いちばん楽しいときが「売る」タイミング

事業を閉鎖するのは非常にもったいないことです。取引先、お客さま、従業員にも迷惑がかかります。できれば、親族への承継にて会社を継続したいところですが、実際には最近、親族への承継が難しくなっています。将来性のないビジネスを、自分の親と同じような年齢の古参幹部と一緒にやろうなどという経営者の子どもたちが少なくなってきているからなのです。

そこで考えておくべきことが、事業を売却すること、いわゆるM&Aによるexitです。M&Aはタイミングが重要なので、なかなか事前に計画することは難しい。しかし、少ないタイミングを確実に活かすためにも、いつでも「レディの状態」にしておくことが重要です。会社をいちばん高い値段で売ることができるのは、売上・利益が最も伸びているとき、経営者としていちばん楽しいときです。そのときに、あなたの会社を買ってくれる先をいったん真剣に探してみて下さい。そして、客観的なあなたの会社の価値を知って下さい。その金額以上にこの先稼ぐ自信がなければ、その時が会社を売るベストのタイミングです。

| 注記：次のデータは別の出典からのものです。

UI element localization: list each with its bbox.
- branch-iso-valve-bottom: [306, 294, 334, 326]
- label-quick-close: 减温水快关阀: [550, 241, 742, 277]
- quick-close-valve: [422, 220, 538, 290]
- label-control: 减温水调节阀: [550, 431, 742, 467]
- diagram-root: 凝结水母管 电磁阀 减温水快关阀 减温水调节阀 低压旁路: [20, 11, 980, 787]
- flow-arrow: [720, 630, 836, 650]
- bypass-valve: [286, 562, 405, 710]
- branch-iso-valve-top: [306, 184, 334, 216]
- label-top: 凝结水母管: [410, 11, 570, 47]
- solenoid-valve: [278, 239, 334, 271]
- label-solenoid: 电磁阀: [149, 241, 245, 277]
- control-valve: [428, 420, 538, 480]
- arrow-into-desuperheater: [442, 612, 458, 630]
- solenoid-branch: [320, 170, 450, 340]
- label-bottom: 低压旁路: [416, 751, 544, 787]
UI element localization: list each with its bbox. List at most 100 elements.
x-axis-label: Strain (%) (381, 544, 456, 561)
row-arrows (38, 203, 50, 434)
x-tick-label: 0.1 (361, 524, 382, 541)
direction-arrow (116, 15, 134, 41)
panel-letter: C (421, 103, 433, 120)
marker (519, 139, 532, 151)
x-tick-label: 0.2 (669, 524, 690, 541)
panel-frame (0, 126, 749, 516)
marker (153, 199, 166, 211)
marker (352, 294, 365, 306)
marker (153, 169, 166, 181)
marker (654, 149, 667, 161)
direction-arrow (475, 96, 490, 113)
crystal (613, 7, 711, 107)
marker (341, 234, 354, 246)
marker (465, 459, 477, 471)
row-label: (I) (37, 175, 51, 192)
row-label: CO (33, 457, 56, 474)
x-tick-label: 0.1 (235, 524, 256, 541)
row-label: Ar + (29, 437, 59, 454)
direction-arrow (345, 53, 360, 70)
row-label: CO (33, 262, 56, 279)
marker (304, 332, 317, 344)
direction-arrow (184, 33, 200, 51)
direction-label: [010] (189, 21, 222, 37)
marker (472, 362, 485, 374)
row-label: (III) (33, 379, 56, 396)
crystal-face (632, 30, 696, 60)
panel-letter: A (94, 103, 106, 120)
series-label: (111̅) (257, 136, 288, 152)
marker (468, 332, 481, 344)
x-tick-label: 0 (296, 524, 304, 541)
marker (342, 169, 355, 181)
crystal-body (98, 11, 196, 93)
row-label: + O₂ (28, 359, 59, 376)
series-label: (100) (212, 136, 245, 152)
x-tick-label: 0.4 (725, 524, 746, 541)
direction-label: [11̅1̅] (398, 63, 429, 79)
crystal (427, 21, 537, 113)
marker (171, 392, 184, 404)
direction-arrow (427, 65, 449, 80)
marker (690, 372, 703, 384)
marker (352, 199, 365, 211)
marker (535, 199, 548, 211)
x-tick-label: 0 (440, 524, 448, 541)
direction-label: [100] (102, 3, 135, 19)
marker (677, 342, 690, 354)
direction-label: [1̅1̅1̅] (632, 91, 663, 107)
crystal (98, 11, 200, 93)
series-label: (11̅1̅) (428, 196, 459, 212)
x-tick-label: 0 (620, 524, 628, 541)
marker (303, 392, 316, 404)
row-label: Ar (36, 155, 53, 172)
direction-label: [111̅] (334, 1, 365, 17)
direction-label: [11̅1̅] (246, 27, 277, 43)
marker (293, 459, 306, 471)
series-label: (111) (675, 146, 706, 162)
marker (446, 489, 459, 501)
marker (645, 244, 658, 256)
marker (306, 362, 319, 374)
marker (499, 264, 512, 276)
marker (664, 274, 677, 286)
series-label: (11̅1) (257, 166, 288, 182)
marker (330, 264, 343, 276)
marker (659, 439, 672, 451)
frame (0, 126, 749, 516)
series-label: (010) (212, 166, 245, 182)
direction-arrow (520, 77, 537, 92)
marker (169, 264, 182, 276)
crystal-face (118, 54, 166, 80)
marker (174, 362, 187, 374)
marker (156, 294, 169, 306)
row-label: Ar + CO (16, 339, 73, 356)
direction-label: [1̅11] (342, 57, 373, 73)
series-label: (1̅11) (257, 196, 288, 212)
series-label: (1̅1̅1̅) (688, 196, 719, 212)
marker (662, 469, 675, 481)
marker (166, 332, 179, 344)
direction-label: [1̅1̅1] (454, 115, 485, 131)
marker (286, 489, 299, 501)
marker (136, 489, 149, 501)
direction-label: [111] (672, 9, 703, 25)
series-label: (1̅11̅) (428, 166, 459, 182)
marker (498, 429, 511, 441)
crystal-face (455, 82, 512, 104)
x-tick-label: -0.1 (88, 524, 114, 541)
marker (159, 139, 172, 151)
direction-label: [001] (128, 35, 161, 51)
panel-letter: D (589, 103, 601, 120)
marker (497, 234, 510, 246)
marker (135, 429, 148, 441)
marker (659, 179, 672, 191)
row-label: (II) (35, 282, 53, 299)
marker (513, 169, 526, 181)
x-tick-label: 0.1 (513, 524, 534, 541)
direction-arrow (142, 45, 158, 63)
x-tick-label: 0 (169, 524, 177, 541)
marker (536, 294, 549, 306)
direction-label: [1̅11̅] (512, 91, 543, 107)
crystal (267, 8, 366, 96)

今日、「あなたの会社を買いたいから、経営戦略や財務状況を説明してほしい」と依頼されたら、依頼主が納得できる説明ができますか? そして自分がいなくなった後にビジネスを継続できるような後継者の育成や、組織づくりができていますか? こういった準備を万端にしておくことが、「レディの状態」ということです。「この会社だったらお金を出しても良い」と誰もが思えるような状態になれば、いつでも会社を第三者に譲ることが可能になります。